# Anouther year /anouther morel season



## sciotoguy (Apr 1, 2013)

Seems like we went from snow and cold to full blown spring in the mater of a day or 2. 
Purple martins, redwing blackbirds, bluebirds, tree swallows all have showed up in the last few days here in central. And that tells me it must be time again to take to the board and find out were the shrooms are a popping. 

It seemed like anouther long winter,and I never used the treadmill I bought to get my old legs in shape for the hunt. Its going to hurt,but I hope it will be worth it.

Time to get the shroommobile cleaned up and a new battery put in. Hope she still runs good.

I hope this winter has knocked off the ticks like last year, dont think I found but one crawling on me last year. Hope its a long fruitfull season, but all this warm weather has me concerned that its going to be a flash in the pan type year. Happy Hunting. Let the race begin.


----------



## morelsxs (Oct 25, 2012)

No two are ever the same. Been out every 2-3 days and still nada here is SWPA although a few finds have been reported. Only shroom I've seen thus far is scarlet cup. 

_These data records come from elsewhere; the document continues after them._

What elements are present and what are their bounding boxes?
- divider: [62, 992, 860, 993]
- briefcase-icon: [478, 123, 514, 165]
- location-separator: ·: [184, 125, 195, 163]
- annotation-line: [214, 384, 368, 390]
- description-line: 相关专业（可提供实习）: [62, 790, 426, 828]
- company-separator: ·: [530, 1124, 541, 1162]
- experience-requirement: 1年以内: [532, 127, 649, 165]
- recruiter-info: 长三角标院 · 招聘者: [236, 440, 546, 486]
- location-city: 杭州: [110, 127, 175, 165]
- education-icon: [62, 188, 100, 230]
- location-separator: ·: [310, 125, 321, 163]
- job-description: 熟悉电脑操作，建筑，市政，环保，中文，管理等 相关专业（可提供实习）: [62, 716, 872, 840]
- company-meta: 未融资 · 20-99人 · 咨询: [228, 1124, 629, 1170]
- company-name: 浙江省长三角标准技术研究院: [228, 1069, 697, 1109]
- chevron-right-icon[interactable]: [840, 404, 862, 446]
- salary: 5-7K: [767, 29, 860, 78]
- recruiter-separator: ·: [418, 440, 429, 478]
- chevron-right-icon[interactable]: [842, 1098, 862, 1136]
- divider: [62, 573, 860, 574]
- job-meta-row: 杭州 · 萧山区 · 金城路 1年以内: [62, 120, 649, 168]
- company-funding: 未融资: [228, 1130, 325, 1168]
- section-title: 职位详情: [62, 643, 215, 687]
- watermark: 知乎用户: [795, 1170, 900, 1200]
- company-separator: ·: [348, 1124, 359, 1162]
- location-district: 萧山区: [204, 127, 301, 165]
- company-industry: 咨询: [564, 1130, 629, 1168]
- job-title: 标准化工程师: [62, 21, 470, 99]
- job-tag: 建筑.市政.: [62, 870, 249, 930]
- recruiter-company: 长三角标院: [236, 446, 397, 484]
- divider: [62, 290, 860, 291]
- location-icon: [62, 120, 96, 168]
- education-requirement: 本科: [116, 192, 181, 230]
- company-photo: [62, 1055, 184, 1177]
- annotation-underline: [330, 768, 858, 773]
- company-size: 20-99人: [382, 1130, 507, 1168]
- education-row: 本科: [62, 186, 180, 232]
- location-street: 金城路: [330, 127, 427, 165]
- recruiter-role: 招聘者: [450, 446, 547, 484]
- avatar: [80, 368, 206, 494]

Headed to Columbus by month's end to show my sis the ropes of morel hunting. Can't wait.

Have a great season.


----------



## southernohio (Apr 12, 2015)

I live in scioto county ,and while out deer shed hunting the last few weeks i have already pulled several ticks off myself and beleive to already have had contact with poison ivy .I'm very excited about hunting morals this season. I hope we have a good year


----------